On peut citer les données d’autres démocraties. Aux États-Unis, selon le Census Bureau, depuis 1992 c’est entre 8,8 % (1999) et 16,8 % (2001) de l’immigration totale qui apparaît liée aux besoins économiques (« employment-based immigrants »). Cette proportion est assez variable car elle dépend de décisions politiques (« quotas »)3. De plus, ces données incluent les épouses et personnes à charge éventuelles. En 2004, ce serait donc, non pas 16,4 % de l’immigration qui serait liée aux besoins de l’économie, mais 7,7% 4. En Suisse, 32 % de l’immigration a pour motif l’exercice d’une activité lucrative contingentée. La moyenne pour la période 1998-2003 est de 23,9 % selon l’Office Fédéral de la Statistique.

L’immigration liée aux besoins économiques semble donc une expression assez vague qui ne dit pas directement ce qu’elle définit, différente d’un pays à l’autre. Cela aurait dû être su par le ministre en charge de ce domaine. Alors que l’emploi de chiffres à brûle-pourpoint, sans vérification possible sur le moment, reste dans les esprits, et finalement devient une vérité pour les auditeurs ou lecteurs qui n’ont pas d’ordre de grandeur en tête et ne pensent pas forcément à vérifier les dires, même si le sujet les intéresse.

En considérant que 5 % de l’immigration est liée aux besoins économiques on peut aussi laisser accroire que 95 % de cette immigration correspondra à un fardeau pour l’économie. Or l’immigration, si l’on ne garde que l’approche utilitariste, permet un rajeunissement de la population. Et surtout, une bonne partie de ces immigrés qui ne viennent pas en premier lieu pour des raisons professionnelles, travaillent eux aussi5. Ainsi, pour 2003, où le flux d’immigrés était de 170 000, venus essentiellement pour des motifs familiaux et ayant à ce titre un droit au travail, plus de 100 000 de ceux-ci, conjoints ou personnes à charge, ont accédé au marché du travail.

Finalement, un bon moyen pour la France d’augmenter la part de l’immigration liée aux besoins économiques serait sans doute d’inclure ces personnes dans la définition.

Aurélien Moreau

1. Il s’agit plutôt du « contraire ». L’inverse de 5 % donne 20 (1/0,05), soit 2000 % !

2. Libération du 6 septembre 2005.

3. Aux États-Unis, des plafonds numériques sont fixés pour chaque catégorie d’immigrants permanents.
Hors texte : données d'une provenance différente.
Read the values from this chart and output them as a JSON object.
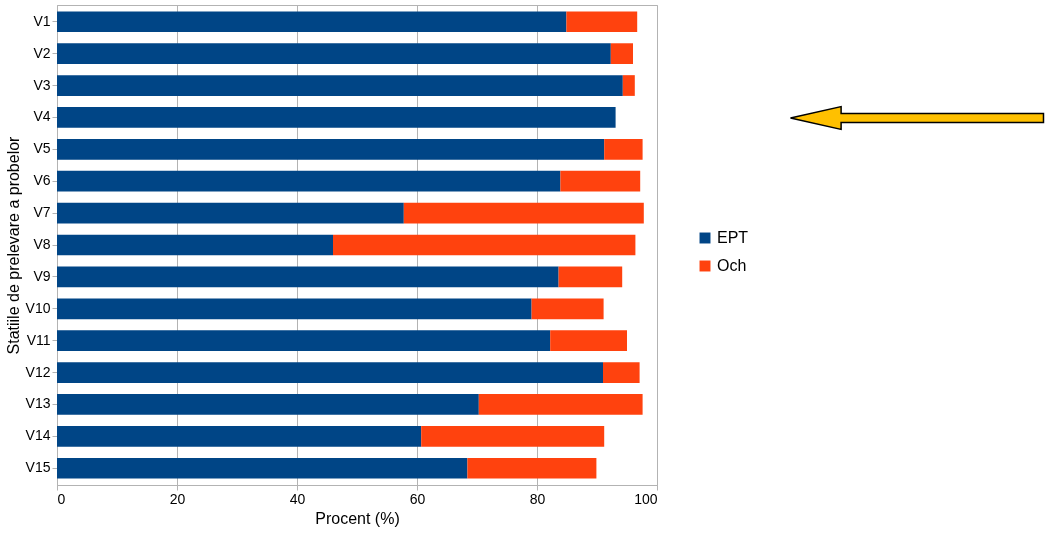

Le plafond total est de 675 000 par an, parmi lesquels 480 000 sont réservés à l’immigration au titre du regroupement familial, 140 000 au titre de l’emploi et 55 000 dans le cadre de la « loterie diversité ».

4. Calcul personnel.

5. Contribution française au débat lancé par le Livre Vert de la Commission sur une approche communautaire de la gestion de la migration économique, 11 octobre 2005.